When we reached the portal on a deserted section of coast, Tapscott asked if I had any other questions.
“Now I understand how important Airgon is, and I’ll practice more, but what is it going to show me?”
“Everything.”
59
The trip had been easy and, after a lecture from the Old Man on Wizard Island, I took the portal-to-anywhere to the lake house, then stumbled into Amber in the foyer. She hugged me, long and warm, then stood back and said, “Linh’s out back.”
Linh sat on a bench near the lavender labyrinth as if expecting me. Her expression was stern.
“We need to talk about the island,” I began.

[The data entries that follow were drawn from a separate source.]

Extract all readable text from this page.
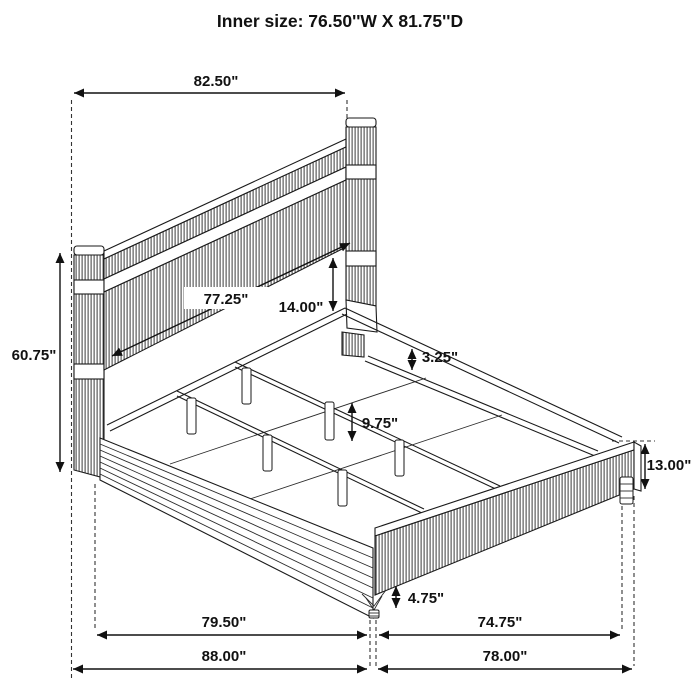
Inner size: 76.50''W X 81.75''D
82.50"
60.75"
77.25" 14.00"
3.25"
9.75"
13.00"
4.75"
79.50"	74.75"
88.00"	78.00"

“What is there to talk about? You kicked me over the falls to my death.”
“You didn’t die.”
“I should have.”
“No. Kyle came to me and told me that things weren’t what they seemed. There was only a second to decide and I decided to let Amber go, but in that instant, I recalled Kyle’s warning and I let you go instead. If I’d let Amber go she would have died, but by letting you go, you both lived.”
“How do you know that’s what Kyle’s message meant?”
“I don’t, but that’s how I took it.”
“You got lucky.” She glared at me. “And who do you want now?”
“Linh, I’ve been confused about so much.”
“Damn it, Nate! You’re nineteen years old, one of the entrusted nine, one of two surviving members of your generation’s seven, dozens of people have died for you . . . died! You don’t get to be confused.”
“I’m trying.”
“Not hard enough. Not even close.”
“You didn’t let me finish.”
“Finish, then.”
“I’d rather talk about this when you aren’t so upset.”
“If we had that luxury that might be a good idea. Unfortunately, there are more than a few powers conspiring against us.” Her eyes suddenly overflowed with tears.